1. Whether a Terry stop for a crime that has already been completed is lawful under the Fourth Amendment?
2. Whether a Terry stop can be based on a “wanted flyer” issued by officers who had a reasonable suspicion that the suspect has committed an offense?
1. Yes. There is no limitation that the suspect stopped be either in the process of committing, or about to commit, a crime.
2. Yes. The validity of the “wanted flyer” rests on the issuing officer’s reasonable suspicion to stop the suspect.
Where officers have a reasonable suspicion that the suspect was involved in a prior crime and have been unable to locate him to investigate their suspicions, the government retains an interest in detecting and punishing those behaviors. This interest outweighs the intrusion caused by a Terry stop. However, the Court did not address whether Terry stops to investigate all past crimes are permissible.

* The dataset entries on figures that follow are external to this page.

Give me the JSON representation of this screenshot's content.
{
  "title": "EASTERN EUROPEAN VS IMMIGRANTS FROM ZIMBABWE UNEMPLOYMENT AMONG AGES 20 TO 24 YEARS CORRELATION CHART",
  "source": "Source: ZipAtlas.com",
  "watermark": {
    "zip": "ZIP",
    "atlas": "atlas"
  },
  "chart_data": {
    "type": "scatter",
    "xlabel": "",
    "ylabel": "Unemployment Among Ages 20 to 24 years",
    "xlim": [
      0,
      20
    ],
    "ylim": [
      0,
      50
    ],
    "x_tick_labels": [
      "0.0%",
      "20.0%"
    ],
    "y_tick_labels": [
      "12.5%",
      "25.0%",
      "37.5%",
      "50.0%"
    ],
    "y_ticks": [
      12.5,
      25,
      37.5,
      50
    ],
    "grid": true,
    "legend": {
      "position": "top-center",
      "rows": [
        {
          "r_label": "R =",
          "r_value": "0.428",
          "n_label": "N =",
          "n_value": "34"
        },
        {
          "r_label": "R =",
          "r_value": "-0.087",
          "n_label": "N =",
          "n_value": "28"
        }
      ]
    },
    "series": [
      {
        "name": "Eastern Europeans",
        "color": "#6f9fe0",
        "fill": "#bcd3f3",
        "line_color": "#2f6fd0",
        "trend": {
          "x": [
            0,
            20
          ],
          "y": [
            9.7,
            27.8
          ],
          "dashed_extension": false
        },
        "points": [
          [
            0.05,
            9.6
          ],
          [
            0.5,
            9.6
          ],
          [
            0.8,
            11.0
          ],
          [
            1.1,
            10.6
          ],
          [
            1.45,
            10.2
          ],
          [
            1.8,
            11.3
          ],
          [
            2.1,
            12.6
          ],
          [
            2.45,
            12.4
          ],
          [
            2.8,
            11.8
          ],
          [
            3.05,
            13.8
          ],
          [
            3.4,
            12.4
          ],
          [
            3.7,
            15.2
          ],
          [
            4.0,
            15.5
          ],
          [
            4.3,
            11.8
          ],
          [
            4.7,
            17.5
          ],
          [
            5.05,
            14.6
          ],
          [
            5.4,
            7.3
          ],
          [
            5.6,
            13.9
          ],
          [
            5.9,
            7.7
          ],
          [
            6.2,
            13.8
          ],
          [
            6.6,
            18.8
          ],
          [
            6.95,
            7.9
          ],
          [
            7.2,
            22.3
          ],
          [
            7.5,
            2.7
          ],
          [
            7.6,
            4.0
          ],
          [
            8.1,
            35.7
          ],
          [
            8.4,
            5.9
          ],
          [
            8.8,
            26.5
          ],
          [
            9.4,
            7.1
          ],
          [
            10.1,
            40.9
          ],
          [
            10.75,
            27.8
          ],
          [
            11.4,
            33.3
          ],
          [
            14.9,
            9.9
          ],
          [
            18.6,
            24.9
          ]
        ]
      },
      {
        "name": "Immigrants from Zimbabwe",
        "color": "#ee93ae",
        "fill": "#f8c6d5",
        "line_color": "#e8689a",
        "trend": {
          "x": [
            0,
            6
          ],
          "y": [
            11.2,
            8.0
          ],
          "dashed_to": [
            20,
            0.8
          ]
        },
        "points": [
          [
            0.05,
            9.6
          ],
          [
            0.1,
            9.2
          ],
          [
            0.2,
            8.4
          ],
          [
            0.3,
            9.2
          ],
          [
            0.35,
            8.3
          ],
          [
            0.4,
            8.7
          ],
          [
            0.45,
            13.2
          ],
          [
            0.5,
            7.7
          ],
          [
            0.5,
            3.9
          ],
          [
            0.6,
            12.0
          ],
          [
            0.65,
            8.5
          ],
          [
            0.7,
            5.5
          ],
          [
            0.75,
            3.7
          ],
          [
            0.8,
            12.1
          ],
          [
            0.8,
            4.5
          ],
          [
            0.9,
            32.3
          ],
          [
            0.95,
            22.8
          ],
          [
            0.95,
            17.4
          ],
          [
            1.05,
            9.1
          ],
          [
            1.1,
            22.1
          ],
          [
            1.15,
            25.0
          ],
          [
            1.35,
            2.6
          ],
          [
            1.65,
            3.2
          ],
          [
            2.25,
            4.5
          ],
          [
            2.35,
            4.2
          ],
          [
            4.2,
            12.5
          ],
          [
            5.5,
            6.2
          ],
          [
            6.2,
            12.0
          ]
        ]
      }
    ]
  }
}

Whether the officers who actually stopped the defendant had knowledge of the facts that gave rise to reasonable suspicion is immaterial. What is key is whether the officers who issued the “wanted flyer” had reasonable suspicion to conduct a Terry stop. If so, the suspect may be stopped on the basis of the flyer to “check identification, pose questions to the person, or to detain the person briefly while attempting to obtain further information.” Here, the officers who stopped the defendant did so lawfully, in that the officer who issued the flyer had reasonable suspicion for a stop. Because the initial stop was lawful, all evidence seized in plain view or incident to the arrest that followed was admissible.